The "Time-Resolved Observations of Precipitation structure and storm Intensity with a Constellation of Smallsats" (TROPICS) mission has a goal of providing nearly all-weather observations of three-dimensional temperature and humidity, as well as cloud ice and precipitation horizontal structure, at high temporal resolution to conduct high-value science investigations of tropical cyclones. The mission comprises a constellation of six identical Space Vehicles (SVs) conforming to the 3U form factor and hosting a passive microwave spectrometer payload. This dataset is produced from the Pathfinder satellite, a single 3U small satellite, which has launched previous to the constellation, on a sun-synchronous orbital plane.

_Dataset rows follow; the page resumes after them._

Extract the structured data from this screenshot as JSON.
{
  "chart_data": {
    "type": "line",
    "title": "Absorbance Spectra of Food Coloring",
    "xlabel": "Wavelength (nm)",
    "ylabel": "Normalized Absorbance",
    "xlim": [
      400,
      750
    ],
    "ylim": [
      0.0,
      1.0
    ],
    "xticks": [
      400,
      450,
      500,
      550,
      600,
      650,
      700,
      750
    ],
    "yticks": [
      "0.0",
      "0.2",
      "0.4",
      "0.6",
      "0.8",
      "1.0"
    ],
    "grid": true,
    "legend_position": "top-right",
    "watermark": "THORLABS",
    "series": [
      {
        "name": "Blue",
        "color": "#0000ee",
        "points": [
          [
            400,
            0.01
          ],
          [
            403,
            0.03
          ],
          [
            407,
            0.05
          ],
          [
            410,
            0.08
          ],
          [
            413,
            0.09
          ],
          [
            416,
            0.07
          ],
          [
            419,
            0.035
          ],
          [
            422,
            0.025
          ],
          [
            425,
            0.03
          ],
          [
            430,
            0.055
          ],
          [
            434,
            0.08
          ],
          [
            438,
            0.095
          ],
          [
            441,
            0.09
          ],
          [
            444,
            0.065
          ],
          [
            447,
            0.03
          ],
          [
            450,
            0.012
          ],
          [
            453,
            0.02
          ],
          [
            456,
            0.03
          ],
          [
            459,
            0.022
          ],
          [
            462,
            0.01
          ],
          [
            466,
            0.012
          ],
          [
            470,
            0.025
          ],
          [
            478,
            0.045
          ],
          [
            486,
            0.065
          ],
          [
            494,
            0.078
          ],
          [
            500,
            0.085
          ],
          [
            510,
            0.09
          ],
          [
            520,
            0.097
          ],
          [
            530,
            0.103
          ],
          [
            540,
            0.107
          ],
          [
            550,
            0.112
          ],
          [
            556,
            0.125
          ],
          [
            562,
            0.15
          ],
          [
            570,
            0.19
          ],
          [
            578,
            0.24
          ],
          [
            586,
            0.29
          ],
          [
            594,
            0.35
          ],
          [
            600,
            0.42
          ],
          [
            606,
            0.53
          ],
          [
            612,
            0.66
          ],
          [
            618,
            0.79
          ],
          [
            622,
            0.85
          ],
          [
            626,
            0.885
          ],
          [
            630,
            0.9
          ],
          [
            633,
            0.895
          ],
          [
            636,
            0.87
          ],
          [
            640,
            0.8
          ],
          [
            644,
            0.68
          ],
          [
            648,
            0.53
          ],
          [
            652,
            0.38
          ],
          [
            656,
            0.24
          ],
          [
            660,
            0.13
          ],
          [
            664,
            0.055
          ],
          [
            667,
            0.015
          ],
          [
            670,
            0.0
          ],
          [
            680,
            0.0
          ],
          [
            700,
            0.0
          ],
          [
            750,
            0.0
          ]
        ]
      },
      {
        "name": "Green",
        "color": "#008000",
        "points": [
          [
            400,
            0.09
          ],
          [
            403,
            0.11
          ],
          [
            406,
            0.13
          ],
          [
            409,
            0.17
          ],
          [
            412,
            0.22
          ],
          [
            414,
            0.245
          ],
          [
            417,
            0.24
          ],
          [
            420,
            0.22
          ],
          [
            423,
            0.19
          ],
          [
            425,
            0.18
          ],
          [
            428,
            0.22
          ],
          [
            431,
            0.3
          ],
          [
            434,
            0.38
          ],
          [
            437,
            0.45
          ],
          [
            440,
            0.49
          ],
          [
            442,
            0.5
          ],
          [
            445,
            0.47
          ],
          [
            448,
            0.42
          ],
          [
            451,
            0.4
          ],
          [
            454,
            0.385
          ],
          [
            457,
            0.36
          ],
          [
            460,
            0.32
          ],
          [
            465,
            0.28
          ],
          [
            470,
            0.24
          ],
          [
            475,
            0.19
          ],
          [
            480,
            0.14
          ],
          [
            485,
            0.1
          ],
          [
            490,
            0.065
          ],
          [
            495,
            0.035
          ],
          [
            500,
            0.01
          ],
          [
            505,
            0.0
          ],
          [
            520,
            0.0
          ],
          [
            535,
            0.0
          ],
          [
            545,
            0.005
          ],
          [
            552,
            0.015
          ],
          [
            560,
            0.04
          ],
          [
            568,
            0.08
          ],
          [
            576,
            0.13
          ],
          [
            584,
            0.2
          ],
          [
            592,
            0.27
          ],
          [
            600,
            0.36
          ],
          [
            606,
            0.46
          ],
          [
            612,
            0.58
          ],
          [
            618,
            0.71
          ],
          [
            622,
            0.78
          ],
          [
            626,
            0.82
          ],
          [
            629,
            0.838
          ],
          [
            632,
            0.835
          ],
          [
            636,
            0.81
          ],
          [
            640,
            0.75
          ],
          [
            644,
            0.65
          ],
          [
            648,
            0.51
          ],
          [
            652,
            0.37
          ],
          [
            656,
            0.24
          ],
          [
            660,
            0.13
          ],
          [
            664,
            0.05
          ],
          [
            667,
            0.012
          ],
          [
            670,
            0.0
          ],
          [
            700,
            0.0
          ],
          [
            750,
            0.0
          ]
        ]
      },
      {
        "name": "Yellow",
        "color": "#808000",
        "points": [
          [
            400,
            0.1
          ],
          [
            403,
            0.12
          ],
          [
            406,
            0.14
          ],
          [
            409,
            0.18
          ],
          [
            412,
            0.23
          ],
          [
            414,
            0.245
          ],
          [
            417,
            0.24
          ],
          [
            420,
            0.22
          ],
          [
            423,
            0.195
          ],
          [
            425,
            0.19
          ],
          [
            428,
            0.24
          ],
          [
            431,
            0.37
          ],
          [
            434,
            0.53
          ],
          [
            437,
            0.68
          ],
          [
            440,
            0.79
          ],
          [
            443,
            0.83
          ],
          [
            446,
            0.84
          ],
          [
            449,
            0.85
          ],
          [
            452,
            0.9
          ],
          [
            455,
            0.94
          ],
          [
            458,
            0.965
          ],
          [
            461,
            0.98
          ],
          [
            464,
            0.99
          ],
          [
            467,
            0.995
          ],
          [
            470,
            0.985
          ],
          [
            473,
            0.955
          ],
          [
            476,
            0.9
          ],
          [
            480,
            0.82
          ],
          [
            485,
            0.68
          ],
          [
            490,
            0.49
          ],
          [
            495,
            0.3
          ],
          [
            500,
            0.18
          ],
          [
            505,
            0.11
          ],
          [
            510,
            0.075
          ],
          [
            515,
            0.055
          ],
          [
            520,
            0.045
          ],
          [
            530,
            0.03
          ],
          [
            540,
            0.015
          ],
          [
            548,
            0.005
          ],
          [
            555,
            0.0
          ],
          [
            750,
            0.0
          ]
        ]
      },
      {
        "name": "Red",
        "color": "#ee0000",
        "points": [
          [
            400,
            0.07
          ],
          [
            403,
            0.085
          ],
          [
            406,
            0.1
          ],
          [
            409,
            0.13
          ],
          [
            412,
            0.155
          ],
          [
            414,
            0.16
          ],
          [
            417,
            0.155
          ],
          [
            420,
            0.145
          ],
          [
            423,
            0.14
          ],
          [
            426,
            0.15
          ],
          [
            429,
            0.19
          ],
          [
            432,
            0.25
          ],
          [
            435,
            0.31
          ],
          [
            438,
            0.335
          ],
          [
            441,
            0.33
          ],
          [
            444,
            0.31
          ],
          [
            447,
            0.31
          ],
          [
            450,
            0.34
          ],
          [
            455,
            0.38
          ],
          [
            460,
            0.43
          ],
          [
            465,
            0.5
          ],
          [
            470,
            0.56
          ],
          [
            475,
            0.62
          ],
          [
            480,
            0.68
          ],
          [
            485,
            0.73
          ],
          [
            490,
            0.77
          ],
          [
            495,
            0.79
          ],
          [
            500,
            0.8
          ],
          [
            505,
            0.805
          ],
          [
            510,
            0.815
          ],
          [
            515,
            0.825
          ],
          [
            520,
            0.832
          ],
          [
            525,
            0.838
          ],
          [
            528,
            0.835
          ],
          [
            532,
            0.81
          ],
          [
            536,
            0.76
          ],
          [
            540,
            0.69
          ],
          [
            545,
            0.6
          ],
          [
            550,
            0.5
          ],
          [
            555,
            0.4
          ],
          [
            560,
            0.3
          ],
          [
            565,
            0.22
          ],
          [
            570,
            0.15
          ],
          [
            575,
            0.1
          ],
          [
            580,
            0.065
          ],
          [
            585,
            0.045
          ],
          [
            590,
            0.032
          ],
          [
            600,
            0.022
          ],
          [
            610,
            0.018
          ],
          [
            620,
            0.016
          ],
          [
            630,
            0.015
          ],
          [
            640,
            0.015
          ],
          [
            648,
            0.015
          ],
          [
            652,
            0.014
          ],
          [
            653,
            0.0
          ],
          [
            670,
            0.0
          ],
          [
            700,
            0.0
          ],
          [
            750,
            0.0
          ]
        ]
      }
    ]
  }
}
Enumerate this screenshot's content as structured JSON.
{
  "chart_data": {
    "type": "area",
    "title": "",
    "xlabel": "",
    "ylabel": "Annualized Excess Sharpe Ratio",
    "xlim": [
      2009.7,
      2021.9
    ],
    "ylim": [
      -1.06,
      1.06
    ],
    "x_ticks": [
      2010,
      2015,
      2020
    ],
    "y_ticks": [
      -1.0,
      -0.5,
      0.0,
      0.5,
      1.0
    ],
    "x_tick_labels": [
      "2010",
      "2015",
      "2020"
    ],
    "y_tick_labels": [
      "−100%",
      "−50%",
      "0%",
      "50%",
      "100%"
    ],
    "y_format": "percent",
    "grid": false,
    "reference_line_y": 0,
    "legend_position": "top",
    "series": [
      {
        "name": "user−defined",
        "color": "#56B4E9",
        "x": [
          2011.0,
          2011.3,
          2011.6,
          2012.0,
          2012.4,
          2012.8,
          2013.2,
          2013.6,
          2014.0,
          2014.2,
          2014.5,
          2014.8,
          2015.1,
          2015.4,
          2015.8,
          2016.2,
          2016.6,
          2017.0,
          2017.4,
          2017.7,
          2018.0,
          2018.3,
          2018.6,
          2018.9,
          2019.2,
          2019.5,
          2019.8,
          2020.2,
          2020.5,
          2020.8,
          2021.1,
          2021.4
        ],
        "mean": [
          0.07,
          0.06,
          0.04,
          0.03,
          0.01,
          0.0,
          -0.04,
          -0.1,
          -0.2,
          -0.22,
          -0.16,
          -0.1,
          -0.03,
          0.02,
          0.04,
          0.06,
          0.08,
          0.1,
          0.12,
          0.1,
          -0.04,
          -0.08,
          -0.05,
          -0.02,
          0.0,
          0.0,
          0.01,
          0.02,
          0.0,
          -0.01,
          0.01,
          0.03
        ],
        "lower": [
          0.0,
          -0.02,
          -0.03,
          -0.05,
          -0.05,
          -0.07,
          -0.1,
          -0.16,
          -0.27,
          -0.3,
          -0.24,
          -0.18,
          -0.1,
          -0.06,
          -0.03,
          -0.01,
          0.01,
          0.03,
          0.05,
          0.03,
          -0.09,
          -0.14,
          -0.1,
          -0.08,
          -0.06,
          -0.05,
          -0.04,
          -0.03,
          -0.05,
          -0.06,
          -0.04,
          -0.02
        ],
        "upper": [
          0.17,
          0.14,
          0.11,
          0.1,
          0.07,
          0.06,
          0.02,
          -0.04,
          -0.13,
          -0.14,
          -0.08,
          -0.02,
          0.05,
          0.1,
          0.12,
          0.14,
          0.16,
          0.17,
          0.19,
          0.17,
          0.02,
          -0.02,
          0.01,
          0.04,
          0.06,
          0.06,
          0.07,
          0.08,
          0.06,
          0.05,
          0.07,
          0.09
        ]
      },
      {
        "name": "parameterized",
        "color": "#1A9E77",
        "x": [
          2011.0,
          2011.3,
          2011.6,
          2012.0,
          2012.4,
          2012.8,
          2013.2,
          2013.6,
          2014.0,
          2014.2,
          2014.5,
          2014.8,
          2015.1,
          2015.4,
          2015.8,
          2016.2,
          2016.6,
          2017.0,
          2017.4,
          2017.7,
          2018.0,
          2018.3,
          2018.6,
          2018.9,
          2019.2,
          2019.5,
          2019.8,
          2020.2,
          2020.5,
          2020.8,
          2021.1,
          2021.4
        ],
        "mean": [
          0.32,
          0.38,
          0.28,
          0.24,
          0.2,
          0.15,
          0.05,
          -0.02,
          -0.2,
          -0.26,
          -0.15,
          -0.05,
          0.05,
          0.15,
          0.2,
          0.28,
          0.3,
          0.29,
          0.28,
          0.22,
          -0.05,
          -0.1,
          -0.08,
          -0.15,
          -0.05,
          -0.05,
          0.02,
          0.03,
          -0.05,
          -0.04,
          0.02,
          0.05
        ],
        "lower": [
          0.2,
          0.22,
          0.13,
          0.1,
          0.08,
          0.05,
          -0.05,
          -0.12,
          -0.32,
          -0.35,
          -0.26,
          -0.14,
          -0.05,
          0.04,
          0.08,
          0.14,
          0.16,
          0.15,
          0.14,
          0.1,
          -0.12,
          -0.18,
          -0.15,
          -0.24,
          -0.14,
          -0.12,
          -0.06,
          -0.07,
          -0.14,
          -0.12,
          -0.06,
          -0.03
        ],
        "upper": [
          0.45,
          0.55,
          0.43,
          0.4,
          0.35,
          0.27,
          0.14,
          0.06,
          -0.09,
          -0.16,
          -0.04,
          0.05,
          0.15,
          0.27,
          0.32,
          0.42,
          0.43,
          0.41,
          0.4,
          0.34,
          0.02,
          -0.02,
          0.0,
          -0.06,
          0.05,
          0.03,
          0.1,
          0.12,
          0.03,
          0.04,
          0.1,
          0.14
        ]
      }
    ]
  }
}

Each SV hosts an identical high-performance spectrometer named the TROPICS Millimeter-wave Sounder (TMS) that will provide temperature profiles using seven channels near the 118.75-GHz oxygen absorption line, water vapor profiles using three channels near the 183-GHz water vapor absorption line, imagery in a single channel near 90 GHz for precipitation measurements (when combined with higher resolution water vapor channels), and a single channel near 205 GHz that is more sensitive to cloud-sized ice particles.

This dataset is from the Pathfinder satellite, as the Beta version of the Level 1B geolocated brightness temperatures (radiance) in units of kelvins that are timestamped to UTC and are reported at native spatial resolutions. Each TROPICS netCDF file contains a granule of data with 81 spots and approximately 2880 scans, where a granule is defined as an orbit's worth of data.